Para o realizador, “Delírio em Las Vedras”, filmado em 3D, é ao mesmo tempo ficção e documentário, juntando a espontaneidade dos mascarados a um fio narrativo associado à comédia portuguesa.

O filme foi rodado durante sete dias em pleno carnaval de 2015 e não só dá a conhecer as suas vivências como cria a sua própria história, transformando os atores em repórteres televisivos e radiofónicos que, também mascarados, entrevistam os autênticos foliões e constroem as suas próprias histórias.

O protagonista do filme é Nuno Melo, que faz dois papéis, Ermelindo, repórter de um canal institucional, e Ermelinda, matrafona à força. “Está lá contrariado porque acha que este é um tema que não interessa às elites”, explicou Edgar Pêra.

O cineasta revelou que o filme, apoiado pelo município, pretende ser também um veículo de promoção do carnaval de Torres Vedras, que atrai cerca de 350 mil visitantes durante os cinco dias.

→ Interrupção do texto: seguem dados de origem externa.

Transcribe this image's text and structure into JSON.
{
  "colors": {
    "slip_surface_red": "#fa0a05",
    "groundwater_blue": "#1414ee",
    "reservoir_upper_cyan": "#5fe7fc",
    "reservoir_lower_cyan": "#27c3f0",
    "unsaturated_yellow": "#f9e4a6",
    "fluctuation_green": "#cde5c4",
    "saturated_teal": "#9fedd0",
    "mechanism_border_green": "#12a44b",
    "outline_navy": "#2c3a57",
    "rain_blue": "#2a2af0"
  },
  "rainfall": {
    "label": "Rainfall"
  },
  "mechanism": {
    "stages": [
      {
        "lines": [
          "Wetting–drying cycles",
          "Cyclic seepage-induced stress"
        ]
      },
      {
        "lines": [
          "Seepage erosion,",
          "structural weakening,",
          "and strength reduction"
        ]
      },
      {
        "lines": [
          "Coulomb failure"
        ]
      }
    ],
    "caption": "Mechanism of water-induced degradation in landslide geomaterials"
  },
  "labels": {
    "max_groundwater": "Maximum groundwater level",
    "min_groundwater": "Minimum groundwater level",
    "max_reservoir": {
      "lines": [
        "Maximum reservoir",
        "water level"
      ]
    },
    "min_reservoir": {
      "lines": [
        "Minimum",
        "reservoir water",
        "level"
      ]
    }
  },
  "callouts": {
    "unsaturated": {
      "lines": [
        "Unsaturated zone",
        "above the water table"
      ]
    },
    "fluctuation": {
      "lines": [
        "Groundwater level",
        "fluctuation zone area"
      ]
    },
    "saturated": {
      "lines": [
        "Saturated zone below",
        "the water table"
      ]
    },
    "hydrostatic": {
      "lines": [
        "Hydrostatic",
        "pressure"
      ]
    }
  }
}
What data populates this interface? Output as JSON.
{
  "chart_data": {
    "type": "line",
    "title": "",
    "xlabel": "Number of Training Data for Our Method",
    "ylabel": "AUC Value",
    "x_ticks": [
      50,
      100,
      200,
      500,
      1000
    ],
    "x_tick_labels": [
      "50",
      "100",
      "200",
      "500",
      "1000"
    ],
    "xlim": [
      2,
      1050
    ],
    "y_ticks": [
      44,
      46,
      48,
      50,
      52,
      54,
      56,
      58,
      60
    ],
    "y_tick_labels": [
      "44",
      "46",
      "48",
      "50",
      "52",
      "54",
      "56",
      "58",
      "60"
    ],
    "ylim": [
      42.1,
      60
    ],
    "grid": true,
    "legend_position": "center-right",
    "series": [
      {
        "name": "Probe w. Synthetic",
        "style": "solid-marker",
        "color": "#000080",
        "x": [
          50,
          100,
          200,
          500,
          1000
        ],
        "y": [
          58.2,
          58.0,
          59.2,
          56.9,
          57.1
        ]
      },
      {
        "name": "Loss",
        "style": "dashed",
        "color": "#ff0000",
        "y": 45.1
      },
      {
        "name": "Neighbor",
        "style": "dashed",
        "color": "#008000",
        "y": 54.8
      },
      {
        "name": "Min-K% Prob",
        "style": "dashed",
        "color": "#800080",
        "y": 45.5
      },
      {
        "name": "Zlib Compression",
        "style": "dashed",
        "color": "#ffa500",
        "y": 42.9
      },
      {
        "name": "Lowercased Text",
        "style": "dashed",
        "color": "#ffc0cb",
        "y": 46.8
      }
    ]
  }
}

A longa-metragem, de 80 minutos, está nomeado para o Festival Internacional de Cinema de Roterdão e nele contracenam os atores Nuno Melo, Marina Albuquerque, José Raposo, Sofia Ribeiro, Albano Jerónimo, José de Pina, Rui Melo, Miguel Borges, Marco Paiva, Jorge Prendas, Miguel Pereira, Miguel Partidário, João Sodré, Marlise Gaspar e os foliões torrienses.

Delírio em Las Vedras vai estar em exibição no cinema de Torres Vedras entre sexta-feira e domingo, integrado no ciclo dedicado a Edgar Pêra, promovido pela Fundação Serralves e com curadoria de António Preto. O programa é composto por diversos filmes do cineasta e inclui uma exposição alusiva à sua obra, a partir de quinta-feira e até 1 de março.